Nick Cave & The Bad Seed – ‘I Need You’
After reading a review this week about the Nick Cave & The Bad Seeds gig at the O2 Arena in London I was reminded I hadn’t chosen, on its release last year, a song off Skeleton Tree for Going For A Song, though I had meant to at the time.
The song ‘I Need You’ might serve as a good indicator of Skeleton Tree as an album: lyrics are uncluttered, direct (evidenced by ‘I Need You’ as a title), sung by Cave in a voice that for the first time admits age and fragility into its timbre. Sounds of synths and parred back instrumentation – a tender wash of sound – are put in motion by Thomas Wydler’s drums; the Bad Seeds’ vocals provide additional support, together holding up and urging the song and singer forward to the main admission.
A year on from when I first heard them song and album have lost none of their emotional force. They are quite an achievement.
Jim Causley – Rewind
I’ve written about Jim Causley before, but it was this summer I listened to his album, Forgotten Kingdom, a lot; album and season weaving together in my mind. So to mark Friday’s equinox and the beginning of autumn I’ve chosen a song from that album that celebrates summer and its passing.
So come and roll me in the hay / Make a perfect end to a perfect day / For life is joy and life is gay / for only here and now
Spiritualized – Ladies and Gentlemen We Are Floating in Space
It’s twenty years this year since Spiritualized released their album Ladies and Gentlemen We Are Floating in Space. An anniversary I was reminded of by Guy Garvey’s Finest Hour, and a recent Quietus feature, but confusingly marked by the band last year, a decision which Jason Pierce explains in The Quietus interview.
I loved this album when it was first released, listening to it constantly. From Kate Radley introducing the album on this the opening song (a suggestion of a state in which to maybe consider listening to what comes next) to the twenty-minute ‘Cop Shoot Cop’ that finishes it, this is an album that is ambitious, experimental, simple (the last two not incompatible with each other), and one which has become, in the twenty years since its release, one of my favourite albums of all time.
Kevin Morby – City Music
Kevin Morby has a new album out, City Music. I’ve only giving it a cursory listen and only half the way through at that, so this week’s post is more a bookmark than anything to remind me to listen again.
Iron & Wine – Call it Dreaming
After an album (2013’s Ghost on Ghost) and a couple of collaboration albums (Sing Into My Mouth and Love Letter For Fire) which left me nonplussed, I’m looking forward to the release of the new Iron & Wine album Beast Epic, after hearing ‘Call it Dreaming’, the first song taken from it.
The song, for me, encapsulates what Iron & Wine do, which is to create this intersection between a world we recognise and a world summoned up by the words of Sam Beam and the music of the band.
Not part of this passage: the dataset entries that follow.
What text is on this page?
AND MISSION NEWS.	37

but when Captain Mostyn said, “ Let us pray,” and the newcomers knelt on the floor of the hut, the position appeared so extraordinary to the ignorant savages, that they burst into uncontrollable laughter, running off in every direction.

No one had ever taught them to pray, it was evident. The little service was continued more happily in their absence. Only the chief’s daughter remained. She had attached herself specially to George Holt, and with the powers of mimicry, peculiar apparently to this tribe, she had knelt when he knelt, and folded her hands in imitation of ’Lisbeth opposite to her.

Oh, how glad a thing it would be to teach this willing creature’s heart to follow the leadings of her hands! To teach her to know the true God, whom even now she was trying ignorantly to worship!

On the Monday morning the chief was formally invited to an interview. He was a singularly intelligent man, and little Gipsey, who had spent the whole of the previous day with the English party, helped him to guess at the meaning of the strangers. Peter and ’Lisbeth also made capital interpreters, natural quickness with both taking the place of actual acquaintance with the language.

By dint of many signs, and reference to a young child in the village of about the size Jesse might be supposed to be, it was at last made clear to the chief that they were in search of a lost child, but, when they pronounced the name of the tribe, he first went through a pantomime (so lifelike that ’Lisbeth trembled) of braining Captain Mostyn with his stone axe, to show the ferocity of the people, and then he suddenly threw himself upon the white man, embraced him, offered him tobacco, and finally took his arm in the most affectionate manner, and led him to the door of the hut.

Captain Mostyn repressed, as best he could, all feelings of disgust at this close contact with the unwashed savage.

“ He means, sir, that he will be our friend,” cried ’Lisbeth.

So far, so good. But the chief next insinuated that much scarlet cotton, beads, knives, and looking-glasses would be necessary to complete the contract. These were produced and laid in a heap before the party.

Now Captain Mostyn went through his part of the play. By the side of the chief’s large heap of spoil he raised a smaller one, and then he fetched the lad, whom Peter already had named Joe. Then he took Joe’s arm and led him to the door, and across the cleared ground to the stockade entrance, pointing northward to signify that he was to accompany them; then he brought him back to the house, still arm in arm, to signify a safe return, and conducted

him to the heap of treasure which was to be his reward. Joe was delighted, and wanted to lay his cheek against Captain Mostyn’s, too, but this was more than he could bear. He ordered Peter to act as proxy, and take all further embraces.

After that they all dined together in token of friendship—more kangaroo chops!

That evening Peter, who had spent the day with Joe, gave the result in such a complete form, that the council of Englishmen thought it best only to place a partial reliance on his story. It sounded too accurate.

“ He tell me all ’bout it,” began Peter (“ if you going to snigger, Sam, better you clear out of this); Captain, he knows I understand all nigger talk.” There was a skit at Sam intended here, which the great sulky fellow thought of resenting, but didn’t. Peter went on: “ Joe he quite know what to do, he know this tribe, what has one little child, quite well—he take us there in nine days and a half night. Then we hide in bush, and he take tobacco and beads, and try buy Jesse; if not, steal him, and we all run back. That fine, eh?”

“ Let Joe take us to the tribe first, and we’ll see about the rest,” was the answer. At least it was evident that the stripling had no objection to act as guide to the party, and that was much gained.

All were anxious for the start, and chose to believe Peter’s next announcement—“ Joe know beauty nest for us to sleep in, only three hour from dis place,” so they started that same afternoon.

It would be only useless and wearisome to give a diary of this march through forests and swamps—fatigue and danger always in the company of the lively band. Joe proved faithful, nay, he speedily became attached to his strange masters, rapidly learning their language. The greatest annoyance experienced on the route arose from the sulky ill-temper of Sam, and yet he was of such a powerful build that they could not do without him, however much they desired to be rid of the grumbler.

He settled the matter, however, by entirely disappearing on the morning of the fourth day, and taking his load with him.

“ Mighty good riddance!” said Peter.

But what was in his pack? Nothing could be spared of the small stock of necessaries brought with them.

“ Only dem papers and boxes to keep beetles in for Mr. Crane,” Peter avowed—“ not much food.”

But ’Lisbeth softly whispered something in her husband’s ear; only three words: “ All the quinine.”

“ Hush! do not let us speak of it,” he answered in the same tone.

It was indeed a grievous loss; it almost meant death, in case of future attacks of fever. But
Mogwai – Take Me Somewhere Nice
I’ve been listening to Rock Action, the album that ‘Take Me Somewhere Nice’ is on, this week. It’s my favourite Mogwai album. In fact it’s probably the only Mogwai album I have really properly got into. I can even remember where and how much I bought it for: MVC Bromley for £1.
Oneida – ‘Captain Bo Dignifies the Allegations With A Response’ (08:07)
This week I was reminded, while reading the Quietus feature Quietus Writers’ Top 40 Noise Rock Tracks, how much I liked Oneida, especially their album Secret Wars which I bought unheard years ago as it was on sale and I knew the record label, JagJaguwar.
It’s all about the organ on this track.